Have you ever attempted to sky-dive in real life?
Patrick Swayze would not leave me alone at the wrap party. He would come up to me and say "Buse, let me take you sky-diving. You got a chute on your back, you're okay, you're perfectly safe, and it will open, and you will have the best feelings you've ever had." And I said "okay, let me think about that and I'll go over here." And I turn around and -- whoop! -- right there in front of me: "Gary, you got to go sky-diving, you got to go with me to Paris Valley! We'll get sky-divers for you, you'll go out of the plane on your own, it will be an accelerated free-fall, you got to go!" I said, "Patrick, let me go to the bathroom." He says "okay." I come out of the bathroom, go hide in another corner of the room, hear "Gary!
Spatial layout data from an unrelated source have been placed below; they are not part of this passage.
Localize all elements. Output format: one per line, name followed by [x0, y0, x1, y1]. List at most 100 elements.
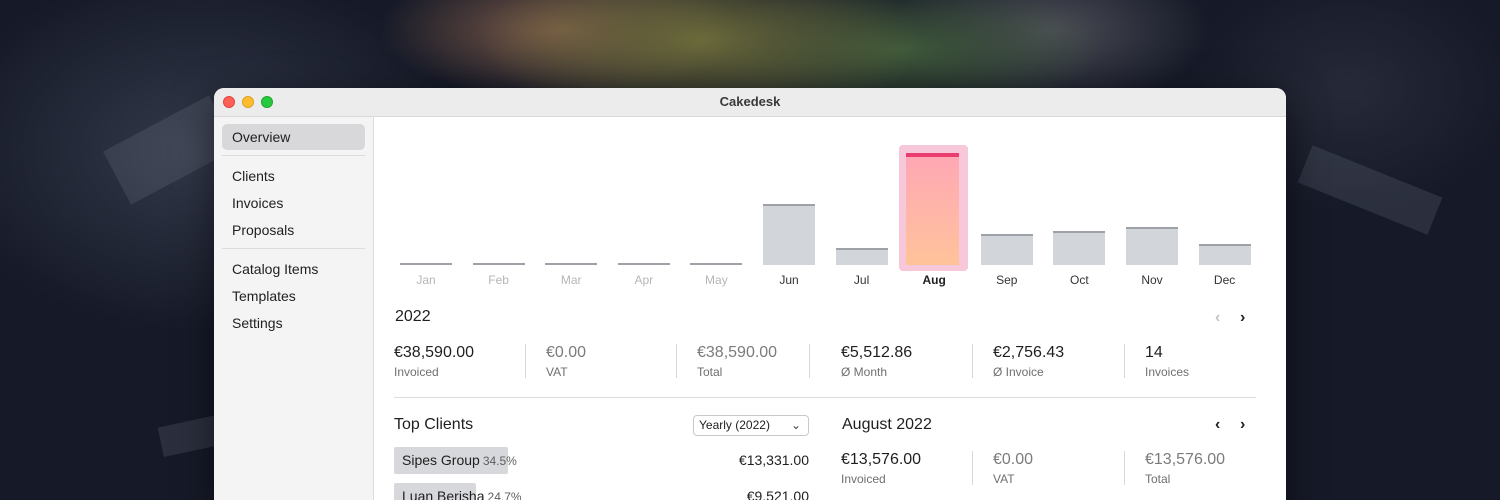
stat-value: 14: [1145, 344, 1163, 361]
chart-bar-fill: [1198, 244, 1251, 265]
chart-bar-feb[interactable]: Feb: [463, 117, 535, 297]
stat-label: Invoiced: [841, 472, 886, 486]
stat-avg-month: €5,512.86 Ø Month: [841, 343, 912, 379]
stat-label: Total: [1145, 472, 1171, 486]
chart-bar-apr[interactable]: Apr: [608, 117, 680, 297]
stat-value: €13,576.00: [841, 451, 922, 468]
client-percent: 34.5%: [482, 454, 517, 468]
period-select-value: Yearly (2022): [699, 418, 770, 432]
chart-month-label: May: [705, 273, 728, 287]
client-name: Luan Berisha: [402, 488, 485, 500]
chart-month-label: Sep: [996, 273, 1018, 287]
chart-bar-oct[interactable]: Oct: [1043, 117, 1115, 297]
chart-bar-dec[interactable]: Dec: [1189, 117, 1261, 297]
client-row[interactable]: Luan Berisha 24.7% €9,521.00: [394, 483, 809, 500]
stat-value: €5,512.86: [841, 344, 913, 361]
client-name: Sipes Group: [402, 452, 480, 468]
chart-month-label: Feb: [488, 273, 509, 287]
chart-month-label: Aug: [922, 273, 946, 287]
sidebar-item-overview[interactable]: Overview: [222, 124, 365, 150]
chart-bar-jan[interactable]: Jan: [390, 117, 462, 297]
chart-bar-may[interactable]: May: [680, 117, 752, 297]
stat-invoice-count: 14 Invoices: [1145, 343, 1189, 379]
stat-label: Total: [697, 365, 723, 379]
stat-value: €13,576.00: [1145, 451, 1226, 468]
chart-bar-fill: [617, 263, 670, 265]
chart-bar-jul[interactable]: Jul: [826, 117, 898, 297]
chart-month-label: Jan: [416, 273, 436, 287]
stat-value: €0.00: [546, 344, 587, 361]
client-name-wrap: Sipes Group 34.5%: [402, 452, 517, 468]
sidebar-item-settings[interactable]: Settings: [222, 310, 365, 336]
chevron-down-icon: ⌄: [790, 418, 801, 432]
chart-bar-fill: [906, 153, 960, 265]
month-stat-invoiced: €13,576.00 Invoiced: [841, 450, 921, 486]
chart-bar-fill: [1126, 227, 1178, 265]
monthly-revenue-chart: Jan Feb Mar Apr May Jun Jul Aug Sep Oct Nov Dec: [374, 117, 1286, 297]
app-window: Cakedesk Overview Clients Invoices Propo…: [214, 88, 1286, 500]
stat-label: Ø Month: [841, 365, 888, 379]
sidebar-item-proposals[interactable]: Proposals: [222, 217, 365, 243]
sidebar-divider: [222, 155, 365, 156]
chart-bar-mar[interactable]: Mar: [535, 117, 607, 297]
chart-bar-fill: [545, 263, 598, 265]
client-percent: 24.7%: [487, 490, 522, 500]
chart-month-label: Mar: [560, 273, 582, 287]
stat-value: €38,590.00: [697, 344, 778, 361]
title-bar: Cakedesk: [214, 88, 1286, 117]
sidebar-item-catalog-items[interactable]: Catalog Items: [222, 256, 365, 282]
stat-divider: [972, 344, 973, 378]
previous-month-icon[interactable]: ‹: [1215, 417, 1220, 433]
stat-divider: [1124, 451, 1125, 485]
stat-avg-invoice: €2,756.43 Ø Invoice: [993, 343, 1064, 379]
chart-month-label: Oct: [1070, 273, 1089, 287]
sidebar-item-clients[interactable]: Clients: [222, 163, 365, 189]
chart-month-label: Apr: [634, 273, 654, 287]
stat-divider: [972, 451, 973, 485]
client-name-wrap: Luan Berisha 24.7%: [402, 488, 522, 500]
chart-bar-fill: [400, 263, 452, 265]
section-divider: [394, 397, 1256, 398]
client-amount: €13,331.00: [738, 452, 809, 468]
chart-month-label: Jun: [779, 273, 799, 287]
client-row[interactable]: Sipes Group 34.5% €13,331.00: [394, 447, 809, 474]
client-amount: €9,521.00: [746, 488, 809, 500]
chart-bar-fill: [835, 247, 888, 265]
window-title: Cakedesk: [719, 94, 781, 109]
stat-divider: [809, 344, 810, 378]
chart-bar-nov[interactable]: Nov: [1116, 117, 1188, 297]
chart-bar-fill: [763, 203, 815, 265]
stat-value: €2,756.43: [993, 344, 1065, 361]
chart-bar-sep[interactable]: Sep: [971, 117, 1043, 297]
previous-year-icon[interactable]: ‹: [1215, 310, 1220, 326]
period-select[interactable]: Yearly (2022) ⌄: [693, 415, 809, 436]
stat-label: VAT: [546, 365, 568, 379]
background-shard: [1297, 145, 1443, 235]
stat-label: Ø Invoice: [993, 365, 1044, 379]
next-month-icon[interactable]: ›: [1240, 417, 1245, 433]
stat-label: Invoices: [1145, 365, 1190, 379]
stat-value: €38,590.00: [394, 344, 475, 361]
stat-divider: [525, 344, 526, 378]
sidebar-divider: [222, 248, 365, 249]
chart-month-label: Jul: [853, 273, 870, 287]
stat-vat: €0.00 VAT: [546, 343, 586, 379]
chart-bar-fill: [1053, 231, 1106, 265]
sidebar-item-invoices[interactable]: Invoices: [222, 190, 365, 216]
month-stat-total: €13,576.00 Total: [1145, 450, 1225, 486]
chart-bar-fill: [472, 263, 525, 265]
chart-bar-jun[interactable]: Jun: [753, 117, 825, 297]
stat-value: €0.00: [993, 451, 1034, 468]
sidebar-item-templates[interactable]: Templates: [222, 283, 365, 309]
chart-bar-aug[interactable]: Aug: [898, 117, 970, 297]
chart-bar-fill: [980, 234, 1033, 265]
year-title: 2022: [395, 308, 431, 325]
sidebar: Overview Clients Invoices Proposals Cata…: [214, 117, 374, 500]
next-year-icon[interactable]: ›: [1240, 310, 1245, 326]
stat-total: €38,590.00 Total: [697, 343, 777, 379]
stat-divider: [676, 344, 677, 378]
stat-label: VAT: [993, 472, 1015, 486]
stat-invoiced: €38,590.00 Invoiced: [394, 343, 474, 379]
chart-month-label: Dec: [1213, 273, 1236, 287]
overview-content: Jan Feb Mar Apr May Jun Jul Aug Sep Oct Nov Dec 202…: [374, 117, 1286, 500]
Sky-diving!" So finally I said, "The only way to get you shut up is to agree with you, so I give you my word of honor, I'm going sky-diving."
I showed up at his house at 4AM in Sunland, and we went to Paris Valley, and he sat by me and said "See this attorney, he's going to tell you how many ways you're going to die and how they're not responsible for that -- just dismiss that and put your initials on all these paragraphs." Okay, I did that. Then I went to ground school for six hours, where you learn how to jump out of a plane, the posture you have, what the signals are –- like if they hit their head on their helmet, it means "relax and smile." Well try to think of that when you're falling at 120 miles an hour. But as Patrick said, and it's true, you don't feel like you're falling. You feel like you're under the propeller of a huge airplane and you're just floating in air, but you're actually falling at 120 miles an hour.
When the chute opened, I fell 9,000 feet in 55 seconds, and that's when I pulled my ripcord. Wham! Whoosh! My crotch got crunched by all those little harnesses and became a new fixture of body injections and body placements. Funny little package you got when those harnesses are grabbing your below-the-waist plumbing. And I felt on top of the world -- I felt like I wanted to do it right away again -- And the video cameraman who jumped with me, had the camera on my face as we jumped. And my face looked like the fifth face on Mt. Rushmore.
I did eight sky-dives altogether and I said "well, okay this has been a good tour, I'm on my way elsewhere." It was great and god bless Patrick, he's a kindred spirit, brother of mine and we got along like get-alongers do.